That's actually a very easy choice to make.
I think they're being sued over delisting someone for this last I checked, even if their public policy might not interpret their MFN that way
So does Apple. Despite this, they are both engaged in rent-seeking (https://en.wikipedia.org/wiki/Rent-seeking), which has a harmful effect on everyone but them.
Imagine if roads weren't public, but were built by a single private company. You have a business that moves goods by truck. You can use the private company's roads, but only if you pay 30% of the profit of your goods to the company that owns the roads. It only takes 2% of the profit to maintain the roads; the other 28% is profit (rent) for the road-owning company.
You could choose not to use the roads. But then the only way to deliver the goods is by parachute (which may be possible, but isn't practical). So you use the roads.

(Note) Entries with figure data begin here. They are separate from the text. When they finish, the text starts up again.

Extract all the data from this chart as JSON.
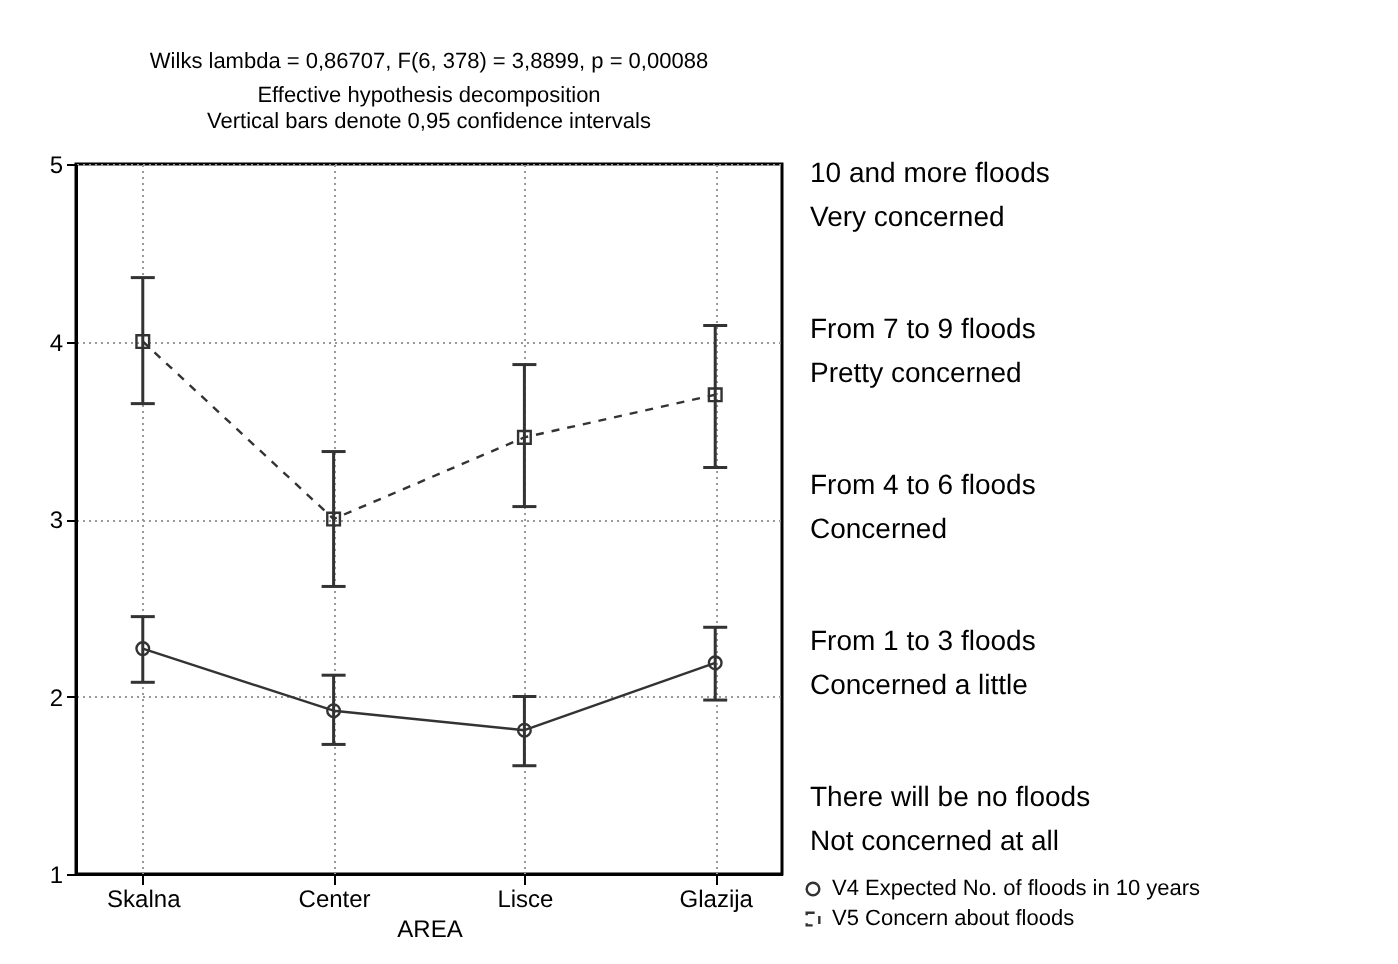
{
  "chart_data": {
    "type": "line",
    "title": "Wilks lambda = 0,86707, F(6, 378) = 3,8899, p = 0,00088",
    "subtitle": "Effective hypothesis decomposition\nVertical bars denote 0,95 confidence intervals",
    "xlabel": "AREA",
    "categories": [
      "Skalna",
      "Center",
      "Lisce",
      "Glazija"
    ],
    "series": [
      {
        "name": "V4 Expected No. of floods in 10 years",
        "color": "#333333",
        "marker": "circle",
        "line_style": "solid",
        "values": [
          2.27,
          1.92,
          1.81,
          2.19
        ],
        "errors": [
          [
            2.08,
            2.45
          ],
          [
            1.73,
            2.12
          ],
          [
            1.61,
            2.0
          ],
          [
            1.98,
            2.39
          ]
        ]
      },
      {
        "name": "V5 Concern about floods",
        "color": "#333333",
        "marker": "square",
        "line_style": "dashed",
        "values": [
          4.0,
          3.0,
          3.46,
          3.7
        ],
        "errors": [
          [
            3.65,
            4.36
          ],
          [
            2.62,
            3.38
          ],
          [
            3.07,
            3.87
          ],
          [
            3.29,
            4.09
          ]
        ]
      }
    ],
    "ylim": [
      1,
      5
    ],
    "yticks": [
      1,
      2,
      3,
      4,
      5
    ],
    "grid": true,
    "legend": "bottom right",
    "annotations": [
      "10 and more floods",
      "Very concerned",
      "From 7 to 9 floods",
      "Pretty concerned",
      "From 4 to 6 floods",
      "Concerned",
      "From 1 to 3 floods",
      "Concerned a little",
      "There will be no floods",
      "Not concerned at all"
    ]
  }
}
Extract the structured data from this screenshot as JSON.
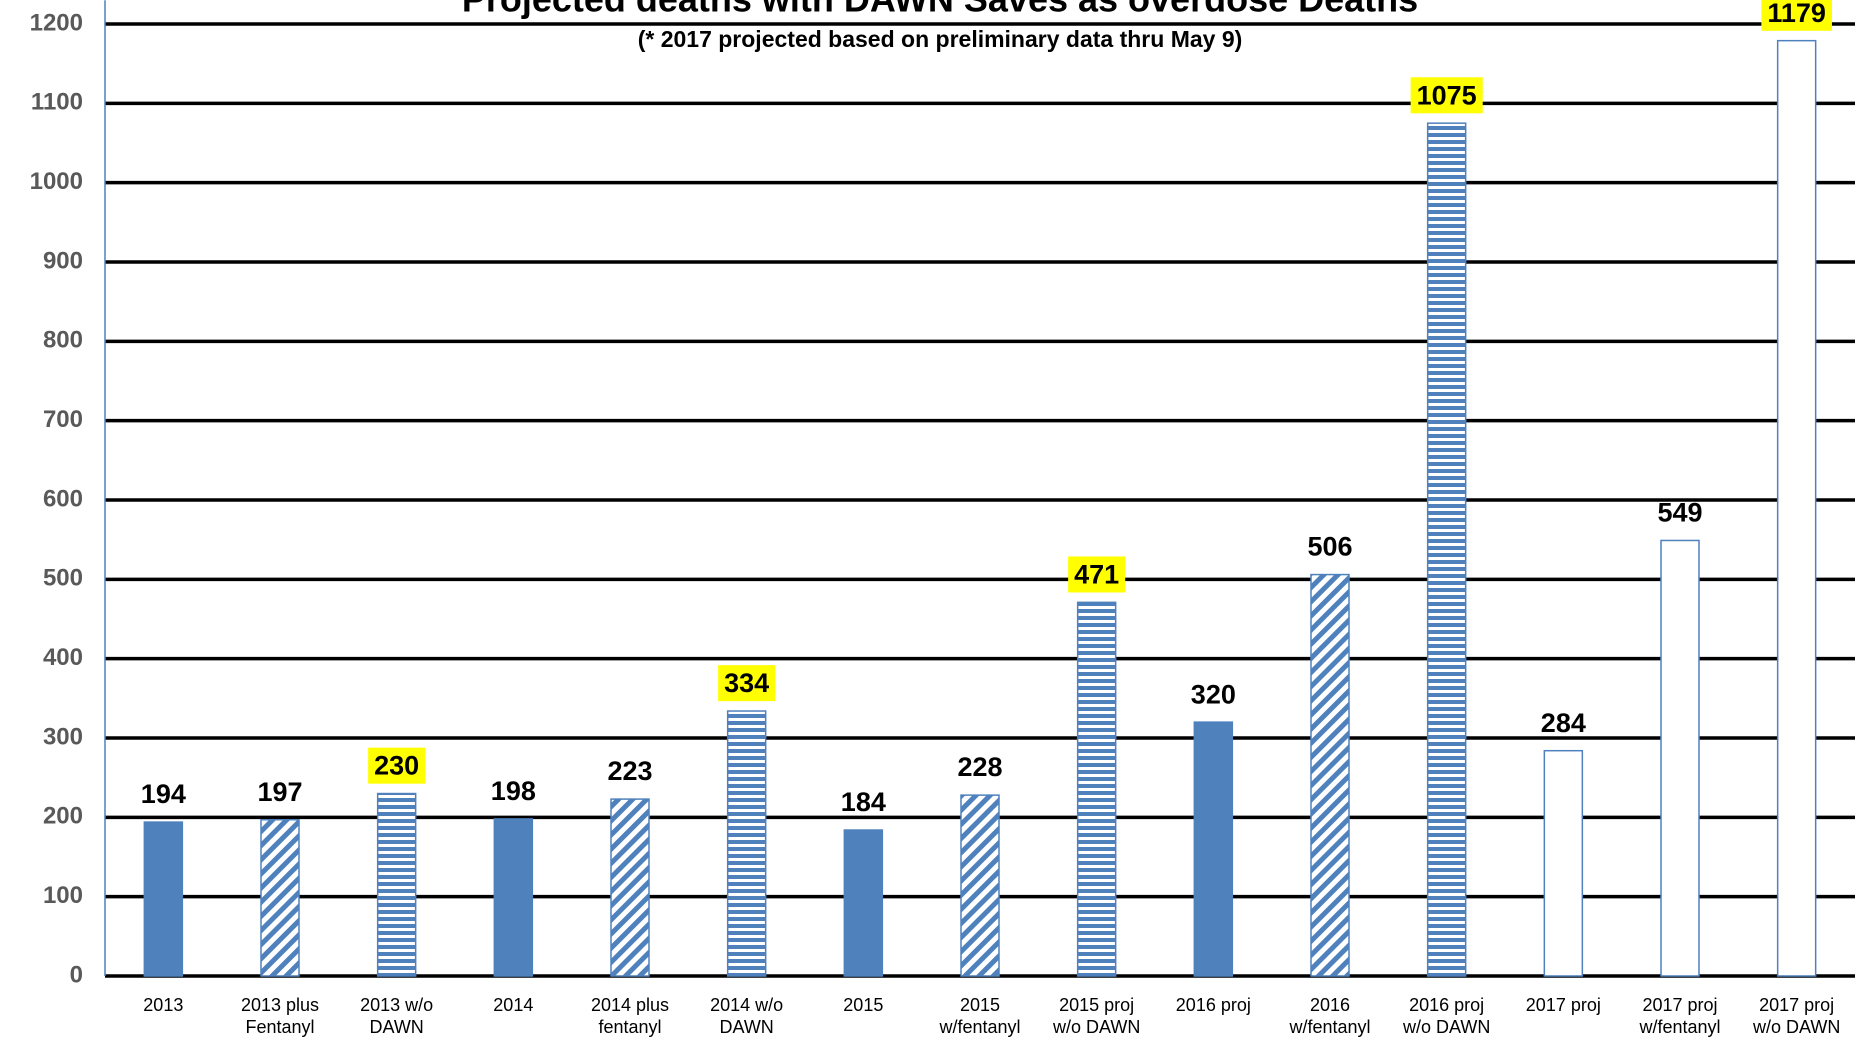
{
  "chart_data": {
    "type": "bar",
    "title": "Projected deaths with DAWN Saves as overdose Deaths",
    "subtitle": "(* 2017 projected based on preliminary data thru May 9)",
    "categories": [
      "2013",
      "2013 plus\nFentanyl",
      "2013 w/o\nDAWN",
      "2014",
      "2014 plus\nfentanyl",
      "2014 w/o\nDAWN",
      "2015",
      "2015\nw/fentanyl",
      "2015 proj\nw/o DAWN",
      "2016 proj",
      "2016\nw/fentanyl",
      "2016 proj\nw/o DAWN",
      "2017 proj",
      "2017 proj\nw/fentanyl",
      "2017 proj\nw/o DAWN"
    ],
    "values": [
      194,
      197,
      230,
      198,
      223,
      334,
      184,
      228,
      471,
      320,
      506,
      1075,
      284,
      549,
      1179
    ],
    "patterns": [
      "solid",
      "diagonal",
      "horizontal",
      "solid",
      "diagonal",
      "horizontal",
      "solid",
      "diagonal",
      "horizontal",
      "solid",
      "diagonal",
      "horizontal",
      "outline",
      "outline",
      "outline"
    ],
    "highlighted": [
      false,
      false,
      true,
      false,
      false,
      true,
      false,
      false,
      true,
      false,
      false,
      true,
      false,
      false,
      true
    ],
    "color": "#4f81bd",
    "highlight_color": "#ffff00",
    "ylim": [
      0,
      1230
    ],
    "yticks": [
      0,
      100,
      200,
      300,
      400,
      500,
      600,
      700,
      800,
      900,
      1000,
      1100,
      1200
    ],
    "grid": true
  }
}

But this means you have to jack up your prices to make any profit for yourself. Competing is much harder (tighter margins), and your customers are paying more than necessary. Everyone's life is harder, except for the road company.
This doesn't match with the definition of rent-seeking at all, as described in your wikipedia link:
> Rent-seeking is the act of growing one's existing wealth by manipulating public policy or economic conditions without creating new wealth.
To my knowledge, Valve has not manipulated public policy or economic conditions to maintain Steam's dominance. Steam hasn't pushed for legislation to prevent competitors, it hasn't prevented developers from selling their games on other platforms, and it doesn't even prevent you from installing non-Steam games on Valve's own proprietary hardware and operating system.
Would the PC video game market be bigger or smaller without steam?
While I hate always connected DRM, and lamented the death of physical media when steam got huge (and also refused to get a steam account for years for that reason), we would have multiple shitty stores if steam didn't exist, I think.
Look at epic and all the other distributors. Their stores are terrible and that's with the inherent competition of going against steam. Imagine if they were the only game in town. . .
Happier is a fine place to be. They are both still too high. Not everything has to be binary -- I can think Valve is offering some utility and also think that Valve is charging too much for that utility.
The fact that Gabe has a billion dollars worth of yachts probably suggests that maybe, just maaaaaybe, that 30% could be lower and Steam could still provide you the same level of marketing support and player base.
The sales you will miss are what steam brings to the table
That is not a good argument though. Try building your own distribution and take some of those billions.
You are welcome to start your own progressive game market place for PC. Go undercut him and charge 5% fees. You literally just need to dump game files on a CDN right? How hard can it be? /s
I do find it odd that this account is new and the type of posts it leaves. Seems almost like an LLM...
You don't get to decide that. Apple's price is not set by free market competition, Valve's is.